In der Publikation werden das Schicksal von 4.829 Fremdarbeitern und 1.075 Kriegsgefangenen, die während des Zweiten Weltkrieges zum Arbeitseinsatz in katholischen Einrichtungen verpflichtet waren, die Entschädigung und die kirchlichen Versöhnungsinitiativen umfassend dokumentiert. „Die vergleichsweise geringe Zahl nachgewiesener Arbeitskräfte, die oftmals kaum ein Jahr in katholischen Einrichtungen beschäftigt waren, erreicht gemessen an der Gesamtzahl von geschätzten 13 Millionen reichsweit eingesetzten Zwangsarbeitern nicht einmal die Promillegrenze", sagte der Kardinal. Dennoch blieben sie „eine historische Last, die unsere Kirche auch für die Zukunft herausfordert", unterstrich er: „Zwar gibt es keine Kollektivschuld, aber als Christen und Kirche wissen wir um die Verantwortung, die aus der Last der historischen Vergangenheit erwächst." Bis zum Abschluss der Suche nach ehemaligen Zwangsarbeitern am 31. Dezember 2004 wurde 587 Fremdarbeiter mit insgesamt 1,5 Millionen Euro entschädigt. Aus dem Versöhnungsfonds wurden 206 Projekte mit 2,71 Millionen Euro gefördert.
Dr. Karl-Joseph Hummel, Direktor der Forschungsstelle der Kommission für Zeitgeschichte, unterstrich in seinem Statement, dass der Einsatz ausländischer Arbeitskräfte in der katholischen Kirche nicht „flächendeckend" bzw. „nicht einmal die Regel" gewesen sei. Ein Programm „Vernichtung durch Arbeit" habe es in katholischen Einrichtungen nicht gegeben. Hummel verwies darauf, dass die Verfolgung der katholischen Kirche durch das nationalsozialistische Regime auch in den Kriegsjahren zugenommen habe; einen „Burgfrieden" habe es nicht gegeben. Gleichzeitig sei die Kirche ihrerseits mit der NS-Kriegsgesellschaft in vielfacher Weise verschränkt gewesen. Sie habe jedoch weltanschaulich einen klaren, christlich verwurzelten Abstand gehalten. Hummel bezeichnete diese Situation als „kooperativen Antagonismus".

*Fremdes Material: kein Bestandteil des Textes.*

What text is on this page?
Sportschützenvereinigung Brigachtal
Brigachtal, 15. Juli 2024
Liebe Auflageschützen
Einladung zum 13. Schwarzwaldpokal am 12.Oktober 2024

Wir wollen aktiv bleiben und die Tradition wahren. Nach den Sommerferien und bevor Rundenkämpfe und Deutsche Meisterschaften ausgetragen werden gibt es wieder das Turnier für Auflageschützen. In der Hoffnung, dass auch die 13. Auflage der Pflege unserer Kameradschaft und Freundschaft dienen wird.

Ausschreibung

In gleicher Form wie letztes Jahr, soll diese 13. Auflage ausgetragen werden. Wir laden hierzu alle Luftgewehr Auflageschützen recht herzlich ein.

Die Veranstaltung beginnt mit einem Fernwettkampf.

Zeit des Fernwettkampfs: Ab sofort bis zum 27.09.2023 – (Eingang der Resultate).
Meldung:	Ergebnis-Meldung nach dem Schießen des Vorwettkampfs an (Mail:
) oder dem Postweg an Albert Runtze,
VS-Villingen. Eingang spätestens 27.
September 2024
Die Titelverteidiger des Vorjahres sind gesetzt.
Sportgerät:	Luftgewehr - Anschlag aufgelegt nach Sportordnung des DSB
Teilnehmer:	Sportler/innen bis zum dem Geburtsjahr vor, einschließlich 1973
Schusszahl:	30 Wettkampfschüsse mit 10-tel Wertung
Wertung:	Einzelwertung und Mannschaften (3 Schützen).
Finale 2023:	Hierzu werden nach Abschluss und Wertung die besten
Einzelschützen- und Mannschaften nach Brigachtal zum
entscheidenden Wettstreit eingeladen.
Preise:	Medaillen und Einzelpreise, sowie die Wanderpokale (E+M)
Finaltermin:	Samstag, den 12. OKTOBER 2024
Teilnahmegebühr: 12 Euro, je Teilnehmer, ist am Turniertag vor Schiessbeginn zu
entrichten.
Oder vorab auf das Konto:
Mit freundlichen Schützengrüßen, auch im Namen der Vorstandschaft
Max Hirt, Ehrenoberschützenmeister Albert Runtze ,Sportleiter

In den Berichten aus den 27 deutschen Diözesen wird der je eigene Gang der Nachforschungen, die diözesangeschichtlichen Rahmenbedingungen, die Verhältnisse in den Einrichtungen und den Einsatz vornehmlich aus Polen und der Sowjetunion deportierter Männer und Frauen als Zwangsarbeiter geschildert. Zudem informieren die Berichte über die Bemühungen der Seelsorge und markante Einzelschicksale sowie über die seit dem Sommer 2000 erfolgten Versöhnungsinitiativen. Die Abschlussberichte des kirchlichen Entschädigungs- und Versöhnungsfonds, eine umfangreiche Datendokumentation sowie die offiziellen Presseverlautbarungen aus den Jahren 2000, 2004 und 2005 ergänzen die Ergebnisse aus den einzelnen deutschen Bistümern.
Der Bericht über das Bistum Mainz stammt vom Leiter des Dom- und Diözesanarchivs, Dr. Hermann-Josef Braun. Dort heißt es unter anderem: „Im Bistum Mainz beschränkte sich der Einsatz der wenigen in kirchlichen Einrichtungen nachweisbarer Zwangsarbeiter auf das Krankenhauswesen. Innerhalb der Krankenhäuser erfolgte der Einsatz im hauswirtschaftlichen Sektor ebenso wie im Pflegedienst. Zwangsarbeiter in der Landwirtschaft sind wegen des Fehlens entsprechender Betriebe nicht nachweisbar." Den Angaben des Berichtes zufolge waren im Bistum Mainz währen des Zweiten Weltkrieges 13 Zwangsarbeiter beschäftigt.